Kilovoltage radiotherapy dose calculations are generally performed with manual point dose calculations based on water dosimetry. Tissue heterogeneities, irregular surfaces, and introduction of lead cutouts for treatment are either not taken into account or crudely approximated in manual calculations. Full Monte Carlo (MC) simulations can account for these limitations but require a validated treatment unit model, accurately segmented patient tissues and a treatment planning interface (TPI) to facilitate the simulation setup and result analysis.

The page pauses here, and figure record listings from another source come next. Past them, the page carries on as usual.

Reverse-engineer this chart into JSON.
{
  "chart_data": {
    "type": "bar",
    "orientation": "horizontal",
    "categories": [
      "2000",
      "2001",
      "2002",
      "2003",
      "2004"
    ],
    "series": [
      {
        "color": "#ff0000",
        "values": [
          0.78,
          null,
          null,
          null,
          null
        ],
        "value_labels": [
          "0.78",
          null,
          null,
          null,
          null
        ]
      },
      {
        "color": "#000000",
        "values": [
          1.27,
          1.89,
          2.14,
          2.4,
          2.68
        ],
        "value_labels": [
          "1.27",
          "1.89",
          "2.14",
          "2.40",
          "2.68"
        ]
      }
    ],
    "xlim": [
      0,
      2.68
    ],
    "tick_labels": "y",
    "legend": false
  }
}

EGSnrc was used in this work to create a model of Xstrahl kilovoltage unit extending the range of energies, applicators, and validation parameters previously published. The novel functionality of the Python‐based framework developed in this work allowed beam modification using custom lead cutouts and shields, commonly present in kilovoltage treatments, as well as absolute dose normalization using the output of the unit. 3D user‐friendly planning interface of the developed framework facilitated non‐co‐planar beam setups for CT phantom MC simulations in DOSXYZnrc.
The MC models of 49 clinical beams showed good agreement with measured and reference data, to within 2% for percentage depth dose curves, 4% for beam profiles at various depths, 2% for backscatter factors, 0.5 mm of absorber material for half‐value layers, and 3% for output factors.
End‐to‐end testing of the framework using custom lead cutouts resulted in good agreement to within 3% of absolute dose distribution between simulations and EBT3 GafChromic film measurements. Gamma analysis demonstrated poor agreement at the field edges which was attributed to the limitations of simulating smooth cutout shapes. Dose simulated in a heterogeneous phantom agreed to within 7% with measured values converted using the ratio of mass energy absorption coefficients of appropriate tissues and air.